14. Big breaks are needed for LDB teachers, too, a break from email, marking, planning, etc. Any break provides an opportunity to recharge, but summer gives teachers a change to unplug, renew, work, and study. Teachers with summer jobs or enrolled in post-graduate educational programs will certainly be affected by full-year schooling, as will anyone who gardens, camps, hikes, or travels.

15. Some ordinary social conventions in the community would be affected by having school in the summer months. Anyone who uses Ospika Blvd. or Rainbow Drive would need to know that school zones are in effect for parts of July and August. Students baking in a hot school would need a relaxed dress code to mitigate the conditions. Children in neighbourhoods would need to adjust to having friends absent when they are ready to play and vice versa. Parents would have to get used to fund-raising and school activities 12 months a year, they would have to be “always on” as involved parents.

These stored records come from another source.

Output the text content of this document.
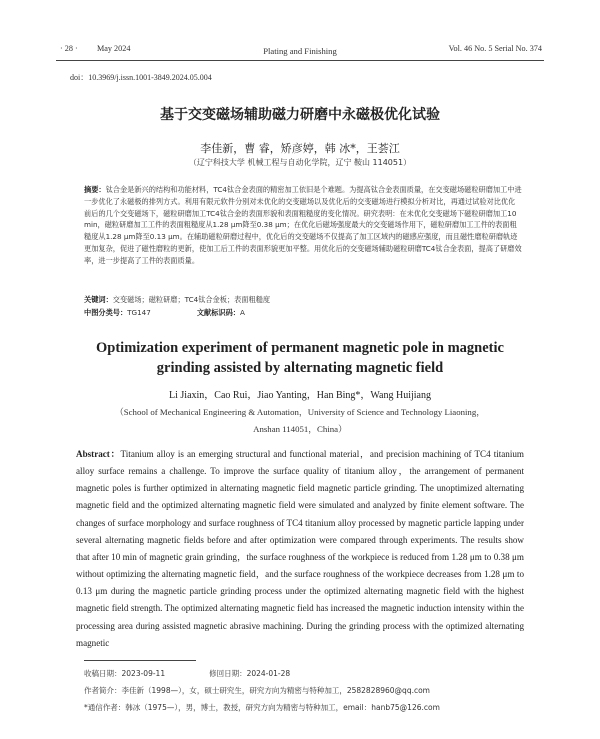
· 28 · May 2024	Plating and Finishing	Vol. 46 No. 5 Serial No. 374
doi：10.3969/j.issn.1001-3849.2024.05.004
基于交变磁场辅助磁力研磨中永磁极优化试验
李佳新，曹 睿，矫彦婷，韩 冰*，王荟江
（辽宁科技大学 机械工程与自动化学院，辽宁 鞍山 114051）
摘要：钛合金是新兴的结构和功能材料，TC4钛合金表面的精密加工依旧是个难题。为提高钛合金表面质量，在交变磁场磁粒研磨加工中进一步优化了永磁极的排列方式。利用有限元软件分别对未优化的交变磁场以及优化后的交变磁场进行模拟分析对比，再通过试验对比优化前后的几个交变磁场下，磁粒研磨加工TC4钛合金的表面形貌和表面粗糙度的变化情况。研究表明：在未优化交变磁场下磁粒研磨加工10 min，磁粒研磨加工工件的表面粗糙度从1.28 μm降至0.38 μm；在优化后磁场强度最大的交变磁场作用下，磁粒研磨加工工件的表面粗糙度从1.28 μm降至0.13 μm。在辅助磁粒研磨过程中，优化后的交变磁场不仅提高了加工区域内的磁感应强度，而且磁性磨粒研磨轨迹更加复杂，促进了磁性磨粒的更新，使加工后工件的表面形貌更加平整。用优化后的交变磁场辅助磁粒研磨TC4钛合金表面，提高了研磨效率，进一步提高了工件的表面质量。
关键词：交变磁场；磁粒研磨；TC4钛合金板；表面粗糙度
中图分类号：TG147	文献标识码：A
Optimization experiment of permanent magnetic pole in magnetic grinding assisted by alternating magnetic field
Li Jiaxin，Cao Rui，Jiao Yanting，Han Bing*，Wang Huijiang
（School of Mechanical Engineering & Automation，University of Science and Technology Liaoning，
Anshan 114051，China）
Abstract：Titanium alloy is an emerging structural and functional material，and precision machining of TC4 titanium alloy surface remains a challenge. To improve the surface quality of titanium alloy，the arrangement of permanent magnetic poles is further optimized in alternating magnetic field magnetic particle grinding. The unoptimized alternating magnetic field and the optimized alternating magnetic field were simulated and analyzed by finite element software. The changes of surface morphology and surface roughness of TC4 titanium alloy processed by magnetic particle lapping under several alternating magnetic fields before and after optimization were compared through experiments. The results show that after 10 min of magnetic grain grinding，the surface roughness of the workpiece is reduced from 1.28 μm to 0.38 μm without optimizing the alternating magnetic field，and the surface roughness of the workpiece decreases from 1.28 μm to 0.13 μm during the magnetic particle grinding process under the optimized alternating magnetic field with the highest magnetic field strength. The optimized alternating magnetic field has increased the magnetic induction intensity within the processing area during assisted magnetic abrasive machining. During the grinding process with the optimized alternating magnetic
收稿日期：2023-09-11	修回日期：2024-01-28
作者简介：李佳新（1998—），女，硕士研究生，研究方向为精密与特种加工，2582828960@qq.com
*通信作者：韩冰（1975—），男，博士，教授，研究方向为精密与特种加工，email：hanb75@126.com
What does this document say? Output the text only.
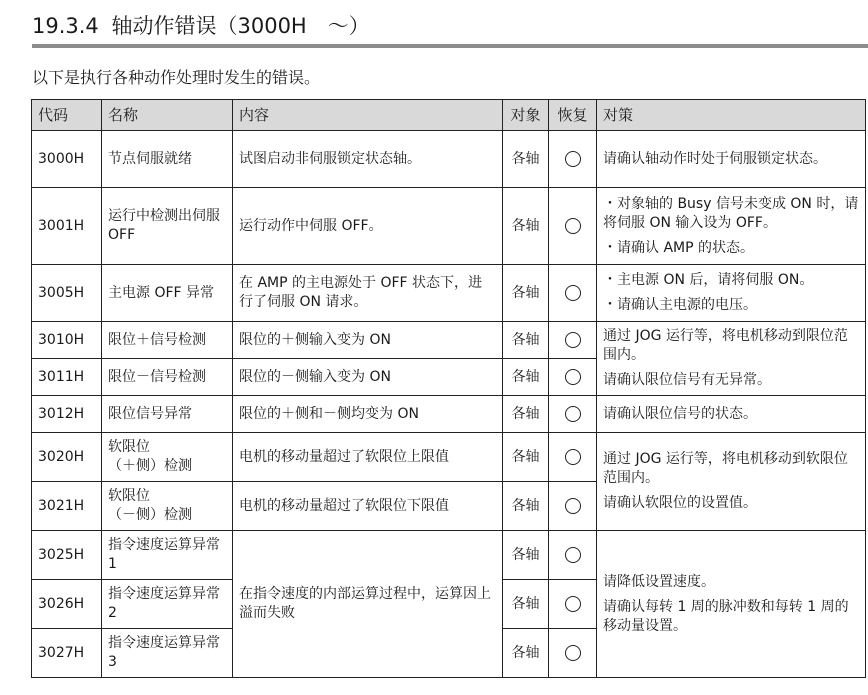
19.3.4 轴动作错误（3000H　～）
以下是执行各种动作处理时发生的错误。
代码	名称	内容	对象	恢复	对策
3000H	节点伺服就绪	试图启动非伺服锁定状态轴。	各轴		请确认轴动作时处于伺服锁定状态。
3001H	运行中检测出伺服 OFF	运行动作中伺服 OFF。	各轴		・对象轴的 Busy 信号未变成 ON 时，请将伺服 ON 输入设为 OFF。
・请确认 AMP 的状态。

3005H	主电源 OFF 异常	在 AMP 的主电源处于 OFF 状态下，进行了伺服 ON 请求。	各轴		・主电源 ON 后，请将伺服 ON。
・请确认主电源的电压。

3010H	限位＋信号检测	限位的＋侧输入变为 ON	各轴		通过 JOG 运行等，将电机移动到限位范围内。
请确认限位信号有无异常。

3011H	限位－信号检测	限位的－侧输入变为 ON	各轴		
3012H	限位信号异常	限位的＋侧和－侧均变为 ON	各轴		请确认限位信号的状态。
3020H	软限位
（＋侧）检测	电机的移动量超过了软限位上限值	各轴		通过 JOG 运行等，将电机移动到软限位范围内。
请确认软限位的设置值。

3021H	软限位
（－侧）检测	电机的移动量超过了软限位下限值	各轴		
3025H	指令速度运算异常 1	在指令速度的内部运算过程中，运算因上溢而失败	各轴		请降低设置速度。
请确认每转 1 周的脉冲数和每转 1 周的移动量设置。

3026H	指令速度运算异常 2		各轴		
3027H	指令速度运算异常 3		各轴		
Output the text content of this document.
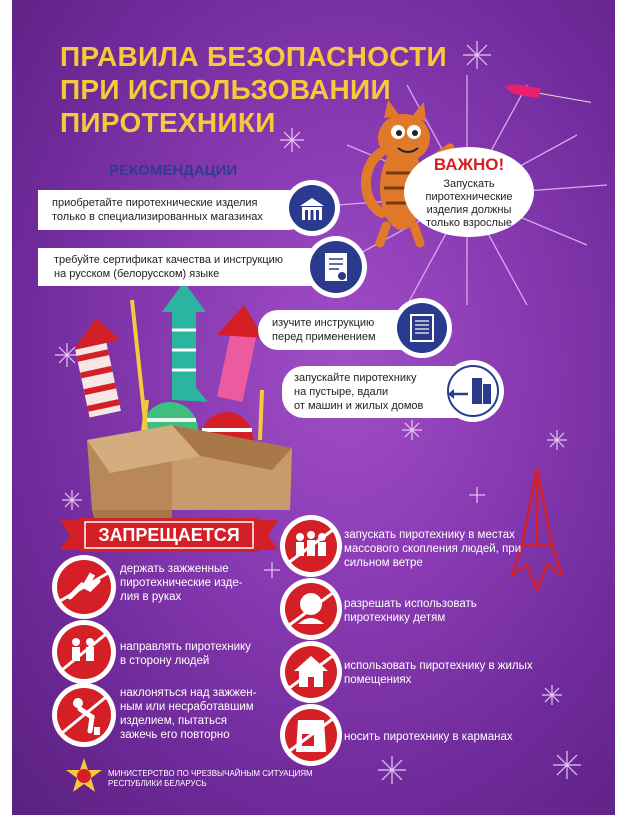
ПРАВИЛА БЕЗОПАСНОСТИ
ПРИ ИСПОЛЬЗОВАНИИ
ПИРОТЕХНИКИ
РЕКОМЕНДАЦИИ
приобретайте пиротехнические изделия
только в специализированных магазинах
требуйте сертификат качества и инструкцию
на русском (белорусском) языке
изучите инструкцию
перед применением
запускайте пиротехнику
на пустыре, вдали
от машин и жилых домов
ВАЖНО!
Запускать
пиротехнические
изделия должны
только взрослые
ЗАПРЕЩАЕТСЯ
держать зажженные
пиротехнические изде-
лия в руках
направлять пиротехнику
в сторону людей
наклоняться над зажжен-
ным или несработавшим
изделием, пытаться
зажечь его повторно
запускать пиротехнику в местах
массового скопления людей, при
сильном ветре
разрешать использовать
пиротехнику детям
использовать пиротехнику в жилых
помещениях
носить пиротехнику в карманах
МИНИСТЕРСТВО ПО ЧРЕЗВЫЧАЙНЫМ СИТУАЦИЯМ
РЕСПУБЛИКИ БЕЛАРУСЬ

16. LDB has active parents, well-supported students, very few of which are vulnerable or impoverished. Combined with the single-track French Immersion program, this often gives the impression of LDB being an elite school, something a step removed from “regular public education.” This perception would only grow if the school moves to year-round schooling. Countering this perception would require placing yet another “cause” on an already active group or parents that has worked hard to ensure French Immersion is part of the continuum or accessible public education choices in Prince George.

17. Do a few things well and be mindful of constant programs changes. A recent BC educational leadership conference speaker encouraged schools not to reinvent systems that are working or force change for change sake. Suggestions for improvement are easy to conjure up but can end up requiring a significant commitment of time, energy, or money. Like the proposed French Immersion program consolidation in 2010, or the sibling priority debate in 2011, any time a school comes up with a new idea, parents and educators are pulled into another cycle of debate and activism. The question of year-round schooling, while it is a conversation we need to have, should be taking place at the district level first in order to establish some norms, expectations, and criteria.

18. Lastly, the NIMBY argument (a personal one) -- as a teacher I entered a profession knowing that I would not be working when my children are on holidays and they would not be in school while I am working. I work hard and when I’m not working I get to be with my family -- this is one of the reasons I love my job. It would be a different matter if my own school followed a year-round schedule, but that is not realistic at this time.